As a string of bad events occur, beginning with the disappearance of a co-worker, she begins to uncover secrets she was never meant to know, including a realm of demons and her unexpected affiliation with them…
Review: *somewhat spoilerish*
This was not a winner for me, for a number of reasons. To start with the author sets the whole thing up as not adhering to Christian doctrine—characters stress that the evil beings are ‘Shadows’ not ‘Demons,’ for example—but then the book repeatedly falls back into Biblical and Christian mythology. (Look at the title, even.) There are demons, angels, a Garden of Eden, a fall, prayers to God are answered, crosses hold power to save, etc. It felt very much like Charles just couldn’t help it, or maybe (worse) didn’t even notice.
The book dragged on and on, spending lots of time on trivialities like going to work or dinner with family or dating or four thousand ‘woe is me’ complaints about not being the pretty one. Then it rushes through scenes relating to the actual plot, often even falling back on cop outs like ‘that week passed without incident’ and large chunks of unaccounted for time being swept away.
Despite involving demons and such the whole thing felt very flat. Mostly because no one seemed to really ever react to anything. For example, the declaration that Cara is half ‘shadow’ is made as the last sentence in a chapter, with no build-up and is not addressed in the following chapter. So any emotional impact it might have is missed. It might as well have been a statement about it being warm this August. Or the time she woke up on a different plain of existence (maybe even in hell), having just lost her virginity to a demon (now a Demon, not a shadow, BTW) and is being hunted by the demon queen and her horde of followers, you would think she might be a little freaked out. Nope, she’s concerned about missing her shift at work and heads off for breakfast. WTF? Really?

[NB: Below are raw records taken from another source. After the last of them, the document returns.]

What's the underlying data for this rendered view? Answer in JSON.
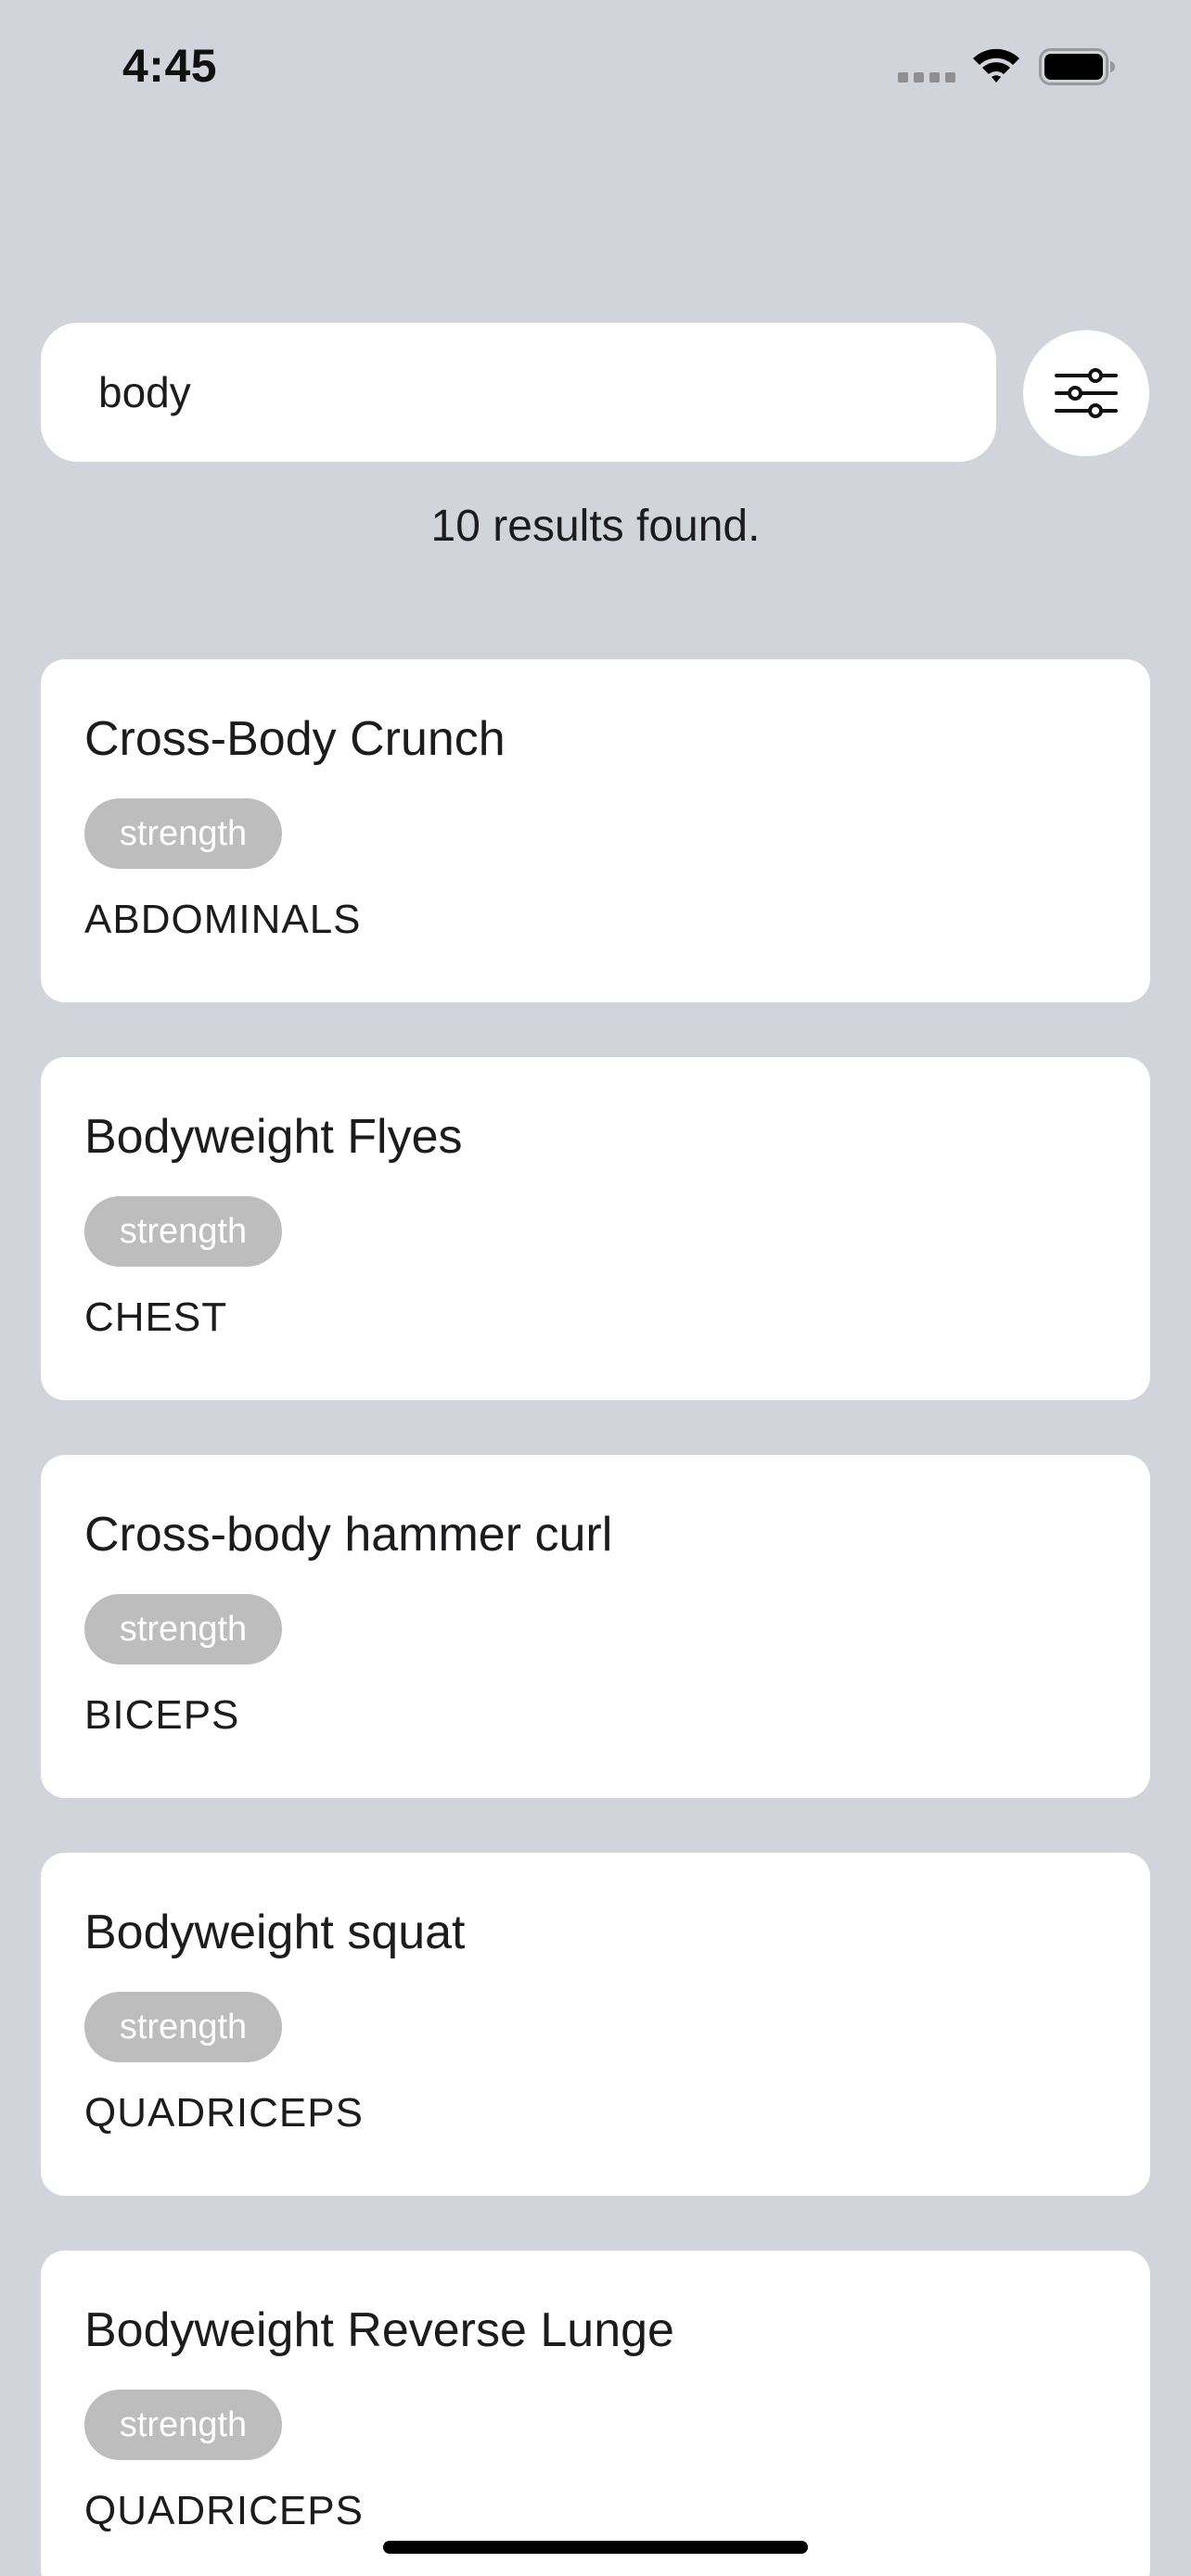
{
  "status_bar": {
    "time": "4:45",
    "icons": [
      "signal-icon",
      "wifi-icon",
      "battery-icon"
    ]
  },
  "search": {
    "value": "body",
    "filter_icon": "sliders-icon"
  },
  "results_text": "10 results found.",
  "colors": {
    "background": "#d1d4da",
    "card": "#ffffff",
    "tag_bg": "#bdbdbd",
    "tag_text": "#ffffff"
  },
  "results": [
    {
      "name": "Cross-Body Crunch",
      "type": "strength",
      "muscle": "ABDOMINALS"
    },
    {
      "name": "Bodyweight Flyes",
      "type": "strength",
      "muscle": "CHEST"
    },
    {
      "name": "Cross-body hammer curl",
      "type": "strength",
      "muscle": "BICEPS"
    },
    {
      "name": "Bodyweight squat",
      "type": "strength",
      "muscle": "QUADRICEPS"
    },
    {
      "name": "Bodyweight Reverse Lunge",
      "type": "strength",
      "muscle": "QUADRICEPS"
    }
  ]
}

This was pretty much the norm for the book. It doesn’t allow tension to build. As another example, at one point Cara is in the middle of a fight to the death, then, while being strangled, she suddenly wakes up in a car and it’s over. (Which is really jarring, BTW.) It’s not until pages and pages and pages later that we get a second hand, paired down account of what happened. That scene (and plenty like it) could have been really powerful; instead, it just fizzles to flat. It felt like the author didn’t know how to conclude the fight, so she just skipped it.
There are also a lot of things that aren’t really well integrated into the plot. For example, Liz is presented as a work colleague, maybe-friend. She and Cara had never even hung out outside of work. So, Cara’s determination to save her, as if she’s the most important person to her, doesn’t make sense. Also, Caymn is oddly sweet, but there is no explanation for the fact that he is such a good ‘person’ when every other demon is evil. He is still a demon of greed, so why doesn’t he act like one?
The book is basically about the dreaded girl who discovers sudden powers and then, with no real training, manages to fight and defeat a 10,000-year-old, extremely powerful, experienced, skilled enemy, with no real explanation of how. It was ineffective, to say the least.
I could not relate to any of the characters. I did not feel any tension in the plotting. The ‘romance’ was insta-lust and never felt solid. But though the writing is really flat and not particularly engaging, it is structurally sound (minus some editing issues). There may be others who like this a lot more than me, but I’m calling it a fail.